A Nouméa, Manuel Valls s'engage aux côtés de la SLN
En visite à la Société le Nickel (SLN) le 29 avril, le Premier ministre Manuel Valls a affirmé le soutien de l’Etat à cette filiale d’Eramet en grande difficulté depuis la chute des cours du nickel. L’avenir de la filière, et plus urgemment celui de la SLN (2 200 emplois directs et 8 000 indirects) est l’un des sujets cruciaux de la visite du Premier ministre en Nouvelle Calédonie.
Dans un discours prononcé au sortir d’une visite de l’usine pyrométallurgique centenaire, Manuel Valls a notamment proposé un prêt pouvant aller jusqu’à 200 millions d’euros à la Société territoriale calédonienne de participations industrielles (STCPI), représentant les trois provinces calédoniennes au capital de la SLN. Cette somme doit permettre à l’actionnaire minoritaire (34% du capital de la SLN) "d’assumer pleinement ses devoirs d’actionnaire pour couvrir les besoins en financement jusqu’en 2018", a affirmé Manuel Valls.
Ceci, à condition que la réduction des coûts de production de la SLN annoncée par le PDG d’Eramet Patrick Buffet (-25% d’ici fin 2017, dont 10% d’économies déjà réalisés depuis début 2016) soit tenue et que le cours du nickel continue à remonter.
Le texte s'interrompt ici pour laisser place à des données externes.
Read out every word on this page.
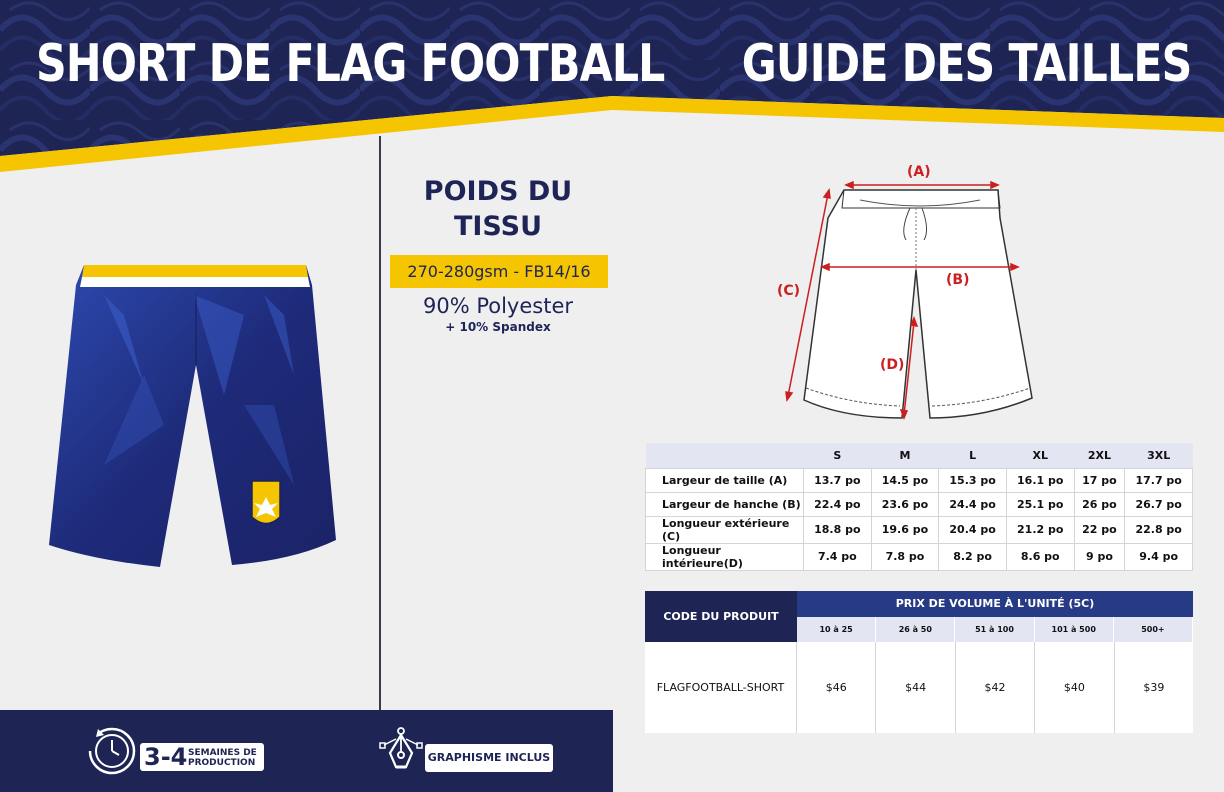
SHORT DE FLAG FOOTBALL GUIDE DES TAILLES
POIDS DU TISSU
270-280gsm - FB14/16
90% Polyester
+ 10% Spandex
(A)
(B)
(C)
(D)
	S	M	L	XL	2XL	3XL
Largeur de taille (A)	13.7 po	14.5 po	15.3 po	16.1 po	17 po	17.7 po
Largeur de hanche (B)	22.4 po	23.6 po	24.4 po	25.1 po	26 po	26.7 po
Longueur extérieure (C)	18.8 po	19.6 po	20.4 po	21.2 po	22 po	22.8 po
Longueur intérieure(D)	7.4 po	7.8 po	8.2 po	8.6 po	9 po	9.4 po
CODE DU PRODUIT
PRIX DE VOLUME À L'UNITÉ (5C)
10 à 25	26 à 50	51 à 100	101 à 500	500+
FLAGFOOTBALL-SHORT	$46	$44	$42	$40	$39
3-4 SEMAINES DE
PRODUCTION	GRAPHISME INCLUS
Car ces derniers mois, la SLN perdait 20 millions d’euros par mois. On peut imaginer qu’Eramet, lors de son prochain conseil d’administration, décidera de la somme qu’elle accorde à son tour, maintenant que ses co-actionnaires sont en mesure de co-financer les pertes. Un engagement qu'Eramet a longuement réclamé, allant jusqu'à menacer de laisser sa filiale en défaut de paiement si les autres actionnaires ne prenaient pas leur part.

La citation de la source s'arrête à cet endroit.